Николай Струздюмов - Дело в руках
Софья, конечно, видит, каково его состояние, видит, что ему не до нее и вообще ни до кого. И тем не менее она не отстает и говорит, обращаясь исключительно к нему. В сущности, она не просто говорит — она изводит его подначками и насмешками. Изводит она чисто по-женски — не повышая и не понижая голоса, с небольшими остановками и последующими нескончаемыми продолжениями, за которыми следуют вопросы и приставания.

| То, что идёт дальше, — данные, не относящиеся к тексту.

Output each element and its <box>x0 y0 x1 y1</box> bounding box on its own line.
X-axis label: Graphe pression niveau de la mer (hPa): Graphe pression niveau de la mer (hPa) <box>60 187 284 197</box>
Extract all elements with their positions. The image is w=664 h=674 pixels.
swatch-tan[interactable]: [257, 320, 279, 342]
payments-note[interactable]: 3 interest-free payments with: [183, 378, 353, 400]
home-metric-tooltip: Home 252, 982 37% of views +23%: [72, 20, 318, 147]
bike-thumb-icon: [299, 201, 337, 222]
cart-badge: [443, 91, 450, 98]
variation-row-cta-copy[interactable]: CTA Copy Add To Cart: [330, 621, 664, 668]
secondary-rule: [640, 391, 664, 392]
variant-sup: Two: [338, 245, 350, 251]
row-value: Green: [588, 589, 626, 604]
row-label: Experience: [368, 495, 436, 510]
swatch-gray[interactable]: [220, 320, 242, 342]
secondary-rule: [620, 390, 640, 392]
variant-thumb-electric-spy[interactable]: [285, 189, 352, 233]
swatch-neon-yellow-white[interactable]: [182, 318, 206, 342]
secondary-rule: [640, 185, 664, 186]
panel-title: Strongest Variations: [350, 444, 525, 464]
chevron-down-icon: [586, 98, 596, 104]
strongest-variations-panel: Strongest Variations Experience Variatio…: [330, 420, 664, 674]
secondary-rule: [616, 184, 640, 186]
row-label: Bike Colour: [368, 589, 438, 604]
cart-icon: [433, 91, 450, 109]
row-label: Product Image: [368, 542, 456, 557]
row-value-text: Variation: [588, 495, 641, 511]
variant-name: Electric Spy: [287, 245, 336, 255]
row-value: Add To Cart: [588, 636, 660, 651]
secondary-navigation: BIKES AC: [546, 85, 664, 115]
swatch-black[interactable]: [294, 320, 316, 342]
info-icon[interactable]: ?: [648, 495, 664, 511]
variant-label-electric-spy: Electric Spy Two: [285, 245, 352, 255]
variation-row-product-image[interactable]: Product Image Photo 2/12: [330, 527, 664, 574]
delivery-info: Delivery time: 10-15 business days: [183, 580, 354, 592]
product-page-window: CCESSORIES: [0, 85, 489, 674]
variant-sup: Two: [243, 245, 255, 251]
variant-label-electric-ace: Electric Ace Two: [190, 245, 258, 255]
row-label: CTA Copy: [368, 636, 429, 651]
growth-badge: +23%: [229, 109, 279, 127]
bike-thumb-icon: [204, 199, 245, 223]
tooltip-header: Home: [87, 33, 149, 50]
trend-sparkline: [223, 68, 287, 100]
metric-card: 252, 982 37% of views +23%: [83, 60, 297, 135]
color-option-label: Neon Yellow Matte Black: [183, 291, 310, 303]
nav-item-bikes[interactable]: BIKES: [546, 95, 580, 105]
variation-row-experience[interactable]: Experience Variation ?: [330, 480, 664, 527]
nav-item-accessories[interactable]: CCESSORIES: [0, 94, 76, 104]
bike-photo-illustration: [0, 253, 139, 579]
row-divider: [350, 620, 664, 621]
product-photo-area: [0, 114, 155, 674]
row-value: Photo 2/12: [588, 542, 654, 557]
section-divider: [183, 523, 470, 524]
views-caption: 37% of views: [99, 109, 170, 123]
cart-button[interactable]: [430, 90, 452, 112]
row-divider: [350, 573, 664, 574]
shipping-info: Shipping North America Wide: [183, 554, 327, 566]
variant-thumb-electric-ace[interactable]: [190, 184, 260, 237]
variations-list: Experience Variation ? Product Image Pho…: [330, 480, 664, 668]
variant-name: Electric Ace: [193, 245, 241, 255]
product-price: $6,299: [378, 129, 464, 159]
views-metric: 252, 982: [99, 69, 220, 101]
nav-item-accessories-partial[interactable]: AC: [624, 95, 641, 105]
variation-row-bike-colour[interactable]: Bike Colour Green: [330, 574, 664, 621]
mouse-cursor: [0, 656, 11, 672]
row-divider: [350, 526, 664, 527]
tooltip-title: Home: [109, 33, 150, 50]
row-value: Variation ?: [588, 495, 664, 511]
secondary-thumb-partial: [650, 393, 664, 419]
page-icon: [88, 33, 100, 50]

— Славик, так где ты ночевал? У Ирины у своей, что ли?
Ответа нет и она, помолчав, принимается за свое:
— Ну, знамо дело, у Ирины, вот и не дала она тебе выспаться. Пожениться вам надо, Славик, тогда время правильно распределится — и на то, чтобы выспаться, хватит, и на это самое — тоже.
Она еще долго рассуждает в том же духе. Наконец, Славка не выдерживает и с возмущением выкрикивает:
— Да не спал я сегодня с Иркой!
— А почему?
— Не твое дело.
— Ну, а все же?
Она не отстает, пока не получает ответ:
— Полаялись.
— Вот я и говорю: жениться вам надо, тогда и жизнь пойдет ладом: одни дела, одни заботы, одни горести да радости — когда ж ругаться-то? Когда поженитесь-то, Славик?
Вопрос повторяется до тех пор, пока Славка опять не выдерживает и бросает в сердцах:
— Никогда.
— Это почему же?
— Говорю же: полаялись.
— Ничего, помиритесь. Милые бранятся — только тешатся. Вот к Новому году помиритесь, да и поженитесь.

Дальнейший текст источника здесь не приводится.